Dans la présentation de l’œuvre, formulée comme une dédicace à Arsène Houssaye, un richissime homme d’affaires par ailleurs figure de la presse et écrivain, il donne une définition étayée de son objectif, véritable utopie petite-bourgeoise intellectuelle.
« Quel est celui de nous qui n’a pas, dans ses jours d’ambition, rêvé le miracle d’une prose poétique, musicale sans rythme et sans rime, assez souple et assez heurtée pour s’adapter aux mouvements lyriques de l’âme, aux ondulations de la rêverie, aux soubresauts de la conscience ?
C’est surtout de la fréquentation des villes énormes, c’est du croisement de leurs innombrables rapports que naît cet idéal obsédant.
Vous-même, mon cher ami, n’avez-vous pas tenté de traduire en une chanson le cri strident du Vitrier, et d’exprimer dans une prose lyrique toutes les désolantes suggestions que ce cri envoie jusqu’aux mansardes, à travers les plus hautes brumes de la rue ? »
On y voit l’allusion au « Mauvais vitrier », le poème en prose le plus important de l’œuvre, absolument emblématique de la conception vitaliste de Charles Baudelaire, révolte petite-bourgeoise, à mi-chemin entre l’affirmation d’une utopie sociale à prétention esthétique et de l’élitisme fasciste comme refus de la vie commode.
Et, contrairement au schéma des Fleurs du mal avec un spleen et un idéal se faisant face et s’annulant finalement, on a une présentation en détail, conceptualisée, de la vie intérieure :
– « mouvements lyriques de l’âme »,
– « ondulations de la rêverie »,
– « soubresauts de la conscience »
Ce qui est ici particulièrement marquant, c’est que cette attention exigée par Charles Baudelaire n’a strictement rien de nouveau, puisque c’est précisément en quoi consiste le romantisme.
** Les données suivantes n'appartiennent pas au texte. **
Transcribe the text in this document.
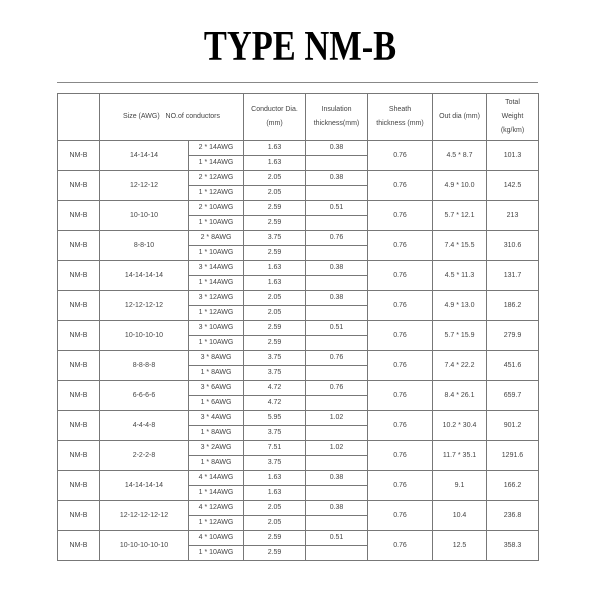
TYPE NM-B
	Size (AWG) NO.of conductors	
Conductor Dia.
(mm)

Insulation
thickness(mm)

Sheath
thickness (mm)
	Out dia (mm)	
Total
Weight
(kg/km)

NM-B	14-14-14	2 * 14AWG	1.63	0.38	0.76	4.5 * 8.7	101.3
		1 * 14AWG	1.63				
NM-B	12-12-12	2 * 12AWG	2.05	0.38	0.76	4.9 * 10.0	142.5
		1 * 12AWG	2.05				
NM-B	10-10-10	2 * 10AWG	2.59	0.51	0.76	5.7 * 12.1	213
		1 * 10AWG	2.59				
NM-B	8-8-10	2 * 8AWG	3.75	0.76	0.76	7.4 * 15.5	310.6
		1 * 10AWG	2.59				
NM-B	14-14-14-14	3 * 14AWG	1.63	0.38	0.76	4.5 * 11.3	131.7
		1 * 14AWG	1.63				
NM-B	12-12-12-12	3 * 12AWG	2.05	0.38	0.76	4.9 * 13.0	186.2
		1 * 12AWG	2.05				
NM-B	10-10-10-10	3 * 10AWG	2.59	0.51	0.76	5.7 * 15.9	279.9
		1 * 10AWG	2.59				
NM-B	8-8-8-8	3 * 8AWG	3.75	0.76	0.76	7.4 * 22.2	451.6
		1 * 8AWG	3.75				
NM-B	6-6-6-6	3 * 6AWG	4.72	0.76	0.76	8.4 * 26.1	659.7
		1 * 6AWG	4.72				
NM-B	4-4-4-8	3 * 4AWG	5.95	1.02	0.76	10.2 * 30.4	901.2
		1 * 8AWG	3.75				
NM-B	2-2-2-8	3 * 2AWG	7.51	1.02	0.76	11.7 * 35.1	1291.6
		1 * 8AWG	3.75				
NM-B	14-14-14-14	4 * 14AWG	1.63	0.38	0.76	9.1	166.2
		1 * 14AWG	1.63				
NM-B	12-12-12-12-12	4 * 12AWG	2.05	0.38	0.76	10.4	236.8
		1 * 12AWG	2.05				
NM-B	10-10-10-10-10	4 * 10AWG	2.59	0.51	0.76	12.5	358.3
		1 * 10AWG	2.59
C’est à cela qu’on voit que le « romantisme » français n’a, dans sa substance, rien à voir avec le romantisme anglais et le romantisme allemand.
Ce qui a manqué, bien entendu, c’est la base protestante, pour ne pas dire luthérienne (ou une variante anglicane), permettant de reconnaître la vie intérieure. Charles Baudelaire exige qu’on la reconnaisse enfin et il pense que la prose poétique est ici le chemin à suivre.
En cela, il dit d’ailleurs, sans même le remarquer, la même chose que Racine au 17e siècle, puisque les tragédies raciniennes sont poétiques mais tiennent également d’une certaine manière de la prose en raison de leur intégration dans une série de propos.
C’est cela qui explique la tentative de Charles Baudelaire de se tourner vers le monde qui l’environne pour parvenir à présenter la « sensibilité multipliée », en lieu et place d’une esthétique de dandy comme dans les Fleurs du mal.